Bernadette's memory is a bit faulty here. She in fact did sing it in the show, but only a snippet as part of the finale with the whole cast singing along with her. The song as a whole was sung by actors playing Little Red Riding Hood, Cinderella, Jack the Giant Killer, and a baker who gets to meet all these famous characters. I tried looking for a clip of that, but to be honest, quickly gave up the search once I stumbled upon Bernadette's version. Call it witchcraft.

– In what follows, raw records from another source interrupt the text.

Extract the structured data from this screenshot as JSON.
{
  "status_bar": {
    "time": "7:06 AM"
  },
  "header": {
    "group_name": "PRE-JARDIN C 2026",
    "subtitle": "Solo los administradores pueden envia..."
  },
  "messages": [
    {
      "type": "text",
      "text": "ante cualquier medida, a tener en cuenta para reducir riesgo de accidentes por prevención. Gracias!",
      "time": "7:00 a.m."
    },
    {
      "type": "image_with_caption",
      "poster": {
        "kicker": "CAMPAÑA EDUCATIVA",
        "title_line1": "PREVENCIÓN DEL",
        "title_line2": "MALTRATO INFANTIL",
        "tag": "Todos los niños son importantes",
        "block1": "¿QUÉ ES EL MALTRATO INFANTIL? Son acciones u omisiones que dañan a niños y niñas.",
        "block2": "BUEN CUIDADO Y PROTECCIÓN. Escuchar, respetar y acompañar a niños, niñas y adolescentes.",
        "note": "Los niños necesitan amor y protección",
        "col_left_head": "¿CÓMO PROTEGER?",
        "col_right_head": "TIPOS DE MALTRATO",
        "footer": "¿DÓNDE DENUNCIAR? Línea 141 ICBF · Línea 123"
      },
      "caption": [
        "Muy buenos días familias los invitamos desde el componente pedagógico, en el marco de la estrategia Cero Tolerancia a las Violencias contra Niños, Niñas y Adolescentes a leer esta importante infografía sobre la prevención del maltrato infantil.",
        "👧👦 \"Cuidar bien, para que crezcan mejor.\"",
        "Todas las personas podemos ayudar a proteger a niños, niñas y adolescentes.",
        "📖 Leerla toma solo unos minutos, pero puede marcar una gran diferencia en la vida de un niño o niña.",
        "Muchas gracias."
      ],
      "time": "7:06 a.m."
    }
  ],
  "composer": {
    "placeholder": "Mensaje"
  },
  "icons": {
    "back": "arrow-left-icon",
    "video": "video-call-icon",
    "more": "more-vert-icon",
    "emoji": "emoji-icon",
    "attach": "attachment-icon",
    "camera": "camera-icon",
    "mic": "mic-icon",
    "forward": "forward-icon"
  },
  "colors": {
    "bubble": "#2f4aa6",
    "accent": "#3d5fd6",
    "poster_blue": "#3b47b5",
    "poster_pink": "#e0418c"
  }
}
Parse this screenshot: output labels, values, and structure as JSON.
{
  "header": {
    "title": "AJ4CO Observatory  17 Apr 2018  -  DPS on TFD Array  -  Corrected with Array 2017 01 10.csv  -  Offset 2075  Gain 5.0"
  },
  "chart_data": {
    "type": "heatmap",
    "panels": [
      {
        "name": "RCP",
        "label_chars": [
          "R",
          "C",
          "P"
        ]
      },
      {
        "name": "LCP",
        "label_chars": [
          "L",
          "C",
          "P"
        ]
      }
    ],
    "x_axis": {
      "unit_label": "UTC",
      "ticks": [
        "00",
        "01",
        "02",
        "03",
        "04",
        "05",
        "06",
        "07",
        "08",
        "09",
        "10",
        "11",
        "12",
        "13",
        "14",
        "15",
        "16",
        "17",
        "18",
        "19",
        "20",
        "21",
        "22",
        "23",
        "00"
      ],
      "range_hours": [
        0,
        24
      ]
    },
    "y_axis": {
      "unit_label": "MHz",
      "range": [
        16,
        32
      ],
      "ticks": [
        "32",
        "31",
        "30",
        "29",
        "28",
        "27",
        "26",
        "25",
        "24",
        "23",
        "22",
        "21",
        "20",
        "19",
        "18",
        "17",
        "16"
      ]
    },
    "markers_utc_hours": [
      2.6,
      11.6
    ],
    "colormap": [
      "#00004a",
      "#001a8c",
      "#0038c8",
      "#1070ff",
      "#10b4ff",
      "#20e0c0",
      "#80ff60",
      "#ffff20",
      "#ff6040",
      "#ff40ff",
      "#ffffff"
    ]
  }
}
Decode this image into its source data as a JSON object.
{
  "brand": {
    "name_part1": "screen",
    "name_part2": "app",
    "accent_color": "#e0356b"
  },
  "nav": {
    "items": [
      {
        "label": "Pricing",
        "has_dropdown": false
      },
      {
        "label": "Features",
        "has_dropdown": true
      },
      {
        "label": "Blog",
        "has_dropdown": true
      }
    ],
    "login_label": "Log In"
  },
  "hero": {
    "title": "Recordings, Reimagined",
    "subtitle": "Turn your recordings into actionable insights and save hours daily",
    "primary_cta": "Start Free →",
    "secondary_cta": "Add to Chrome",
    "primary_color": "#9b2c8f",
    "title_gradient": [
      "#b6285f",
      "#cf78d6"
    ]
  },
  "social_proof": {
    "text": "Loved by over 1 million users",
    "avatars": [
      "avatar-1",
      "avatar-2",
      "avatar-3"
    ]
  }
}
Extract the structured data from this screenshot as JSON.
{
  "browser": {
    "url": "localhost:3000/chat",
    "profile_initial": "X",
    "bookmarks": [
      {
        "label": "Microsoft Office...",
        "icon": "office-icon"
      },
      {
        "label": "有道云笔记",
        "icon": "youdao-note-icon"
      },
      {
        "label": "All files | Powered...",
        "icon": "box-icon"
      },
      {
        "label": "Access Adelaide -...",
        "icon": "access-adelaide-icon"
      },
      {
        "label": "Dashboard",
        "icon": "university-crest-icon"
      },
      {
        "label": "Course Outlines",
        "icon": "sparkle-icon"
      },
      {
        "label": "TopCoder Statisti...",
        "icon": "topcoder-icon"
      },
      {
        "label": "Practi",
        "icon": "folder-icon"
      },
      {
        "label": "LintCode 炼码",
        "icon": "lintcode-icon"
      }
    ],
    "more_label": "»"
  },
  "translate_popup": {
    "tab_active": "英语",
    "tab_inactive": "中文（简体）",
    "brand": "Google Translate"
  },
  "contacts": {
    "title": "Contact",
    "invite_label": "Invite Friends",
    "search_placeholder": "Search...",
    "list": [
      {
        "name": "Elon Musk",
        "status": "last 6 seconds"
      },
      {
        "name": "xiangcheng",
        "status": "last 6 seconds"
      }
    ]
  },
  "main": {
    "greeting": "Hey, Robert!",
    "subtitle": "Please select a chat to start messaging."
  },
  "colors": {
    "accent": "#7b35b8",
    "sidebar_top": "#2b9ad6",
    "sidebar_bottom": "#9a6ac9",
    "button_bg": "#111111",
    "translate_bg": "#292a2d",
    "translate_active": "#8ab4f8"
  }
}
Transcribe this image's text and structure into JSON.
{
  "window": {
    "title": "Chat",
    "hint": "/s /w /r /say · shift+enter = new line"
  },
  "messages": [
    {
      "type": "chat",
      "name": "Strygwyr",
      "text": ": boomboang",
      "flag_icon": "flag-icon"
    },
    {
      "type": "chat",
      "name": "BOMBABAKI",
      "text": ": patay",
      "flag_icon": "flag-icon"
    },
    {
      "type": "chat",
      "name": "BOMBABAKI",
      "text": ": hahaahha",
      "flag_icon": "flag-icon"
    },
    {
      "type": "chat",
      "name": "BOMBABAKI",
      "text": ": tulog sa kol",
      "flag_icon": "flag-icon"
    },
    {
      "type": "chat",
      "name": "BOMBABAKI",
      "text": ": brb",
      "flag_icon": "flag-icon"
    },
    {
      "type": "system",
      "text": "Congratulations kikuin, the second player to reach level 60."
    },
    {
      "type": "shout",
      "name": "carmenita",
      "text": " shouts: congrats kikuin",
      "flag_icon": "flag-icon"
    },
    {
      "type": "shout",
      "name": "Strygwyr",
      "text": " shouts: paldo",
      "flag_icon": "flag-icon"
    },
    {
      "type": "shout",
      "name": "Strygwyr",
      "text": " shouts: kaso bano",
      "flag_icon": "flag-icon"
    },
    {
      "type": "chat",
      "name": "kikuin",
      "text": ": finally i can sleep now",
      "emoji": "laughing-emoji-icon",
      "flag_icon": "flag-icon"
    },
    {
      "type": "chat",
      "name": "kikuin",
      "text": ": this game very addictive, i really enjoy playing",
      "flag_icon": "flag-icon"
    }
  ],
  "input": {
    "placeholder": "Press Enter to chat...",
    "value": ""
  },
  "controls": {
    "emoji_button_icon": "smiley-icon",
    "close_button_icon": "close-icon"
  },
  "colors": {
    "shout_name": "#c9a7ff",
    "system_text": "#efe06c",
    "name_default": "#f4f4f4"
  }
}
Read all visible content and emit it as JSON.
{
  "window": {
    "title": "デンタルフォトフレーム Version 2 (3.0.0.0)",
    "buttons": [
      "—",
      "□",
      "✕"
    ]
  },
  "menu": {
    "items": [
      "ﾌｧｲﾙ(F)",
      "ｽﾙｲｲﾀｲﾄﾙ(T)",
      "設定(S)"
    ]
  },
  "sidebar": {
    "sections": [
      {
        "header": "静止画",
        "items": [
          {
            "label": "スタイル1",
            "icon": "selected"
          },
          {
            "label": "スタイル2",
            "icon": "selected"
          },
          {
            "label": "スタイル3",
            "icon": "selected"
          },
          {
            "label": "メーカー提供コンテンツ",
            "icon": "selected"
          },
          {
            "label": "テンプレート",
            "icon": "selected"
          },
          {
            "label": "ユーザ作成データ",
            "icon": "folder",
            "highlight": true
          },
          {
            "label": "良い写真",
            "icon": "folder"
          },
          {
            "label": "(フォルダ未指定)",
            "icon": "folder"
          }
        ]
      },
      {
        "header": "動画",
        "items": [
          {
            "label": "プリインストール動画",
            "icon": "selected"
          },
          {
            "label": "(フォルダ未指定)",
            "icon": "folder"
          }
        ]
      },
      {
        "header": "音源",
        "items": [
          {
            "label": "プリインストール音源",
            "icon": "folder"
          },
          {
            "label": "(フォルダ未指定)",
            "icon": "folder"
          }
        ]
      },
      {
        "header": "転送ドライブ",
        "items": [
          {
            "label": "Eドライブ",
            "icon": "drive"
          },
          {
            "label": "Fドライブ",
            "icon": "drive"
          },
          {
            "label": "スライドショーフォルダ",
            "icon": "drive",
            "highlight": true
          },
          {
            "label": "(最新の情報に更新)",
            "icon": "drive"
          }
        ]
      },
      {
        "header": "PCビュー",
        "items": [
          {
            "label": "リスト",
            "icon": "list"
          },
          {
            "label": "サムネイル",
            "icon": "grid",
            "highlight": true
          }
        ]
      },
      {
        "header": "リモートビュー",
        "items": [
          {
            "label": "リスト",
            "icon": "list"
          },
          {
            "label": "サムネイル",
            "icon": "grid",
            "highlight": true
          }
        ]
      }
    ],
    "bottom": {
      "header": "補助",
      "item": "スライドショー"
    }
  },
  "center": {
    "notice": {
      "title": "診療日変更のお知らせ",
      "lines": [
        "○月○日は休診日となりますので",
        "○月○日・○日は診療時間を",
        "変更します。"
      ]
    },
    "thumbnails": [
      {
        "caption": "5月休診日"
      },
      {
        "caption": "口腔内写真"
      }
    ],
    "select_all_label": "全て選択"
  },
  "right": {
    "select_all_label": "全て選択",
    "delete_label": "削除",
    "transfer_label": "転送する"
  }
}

Given the parodic Stephen Colbert interview at the top of this post, you'd be forgiven if you thought a musical about assassinations was part of the joke. But it's not. There really was such a musical, Assassins, which premiered off-Broadway in 1990, and made it to the Great White Way in 2004, stopping off at London's West End in-between. The whole motley crew of presidential killers are here: John Wilkes Booth (whom we all know killed Lincoln), Charles Guiteau (whom we all may not know killed Garfield), Leon Czolgosz (McKinley), and Lee Harvey Oswald (JFK). But it doesn't stop there. Seven or eight years ago on this blog I showed a video of an editorial that TV newsman Edwin Newman gave the day Kennedy was assassinated, in which he very calmly, almost wryly, stated that if someone was determined to take out a president, at some personal risk to themselves, they had a good chance of doing so. Well, I don't know if their determination level wasn't up to snuff or what, but the fact is the would-be presidential killers slightly outnumber the successful ones, and they're represented here as well: Giuseppe Zangara (FDR), Samuel Byck (who tried but failed to hijack a plane, hoping to crash it into the Nixon White House), Squeaky Fromme (Ford), Sara Jane Moore (Ford again, just seventeen days after Fromme's attempt), and John Hinckley Jr. (Reagan). The following clip is from a San Diego production of the show:

We're always told they're loners, but look how well they work as an ensemble




Other pursuits.


In recent years Stephen Sondheim has increasingly been referred to as God by Broadway aficionados, and that almost led me to title this post "God is Dead", but I was told a German philosopher already owns the rights to that phrase. Sondheim was just a man, after all, and one whose songs often dealt with his fellow mortals falls from grace, or their failed attempts to achieve grace, usually in a non-judgmental manner. It's his effect on the theatre that's been divine. There had been others, most notably his old mentor Oscar Hammerstein II, but it was Sondheim more than anyone else who proved that a musical play can be every bit as profound and insightful as any non-musical play, or any literary novel. An American Original, his works will continue to be regularly produced for some time to come (a revival of Assassins has opened on Broadway--it got a good review in the latest issue of The New Yorker--and Steven Spielberg's remake of West Side Story hits the movie theaters next week.) And I don't know that there's anyone currently around to take his place (Andrew Lloyd Webber? He would have done so by now.) Stephen Sondheim may not have been omniscient, but in the world of musical theatre, he remains omnipresent.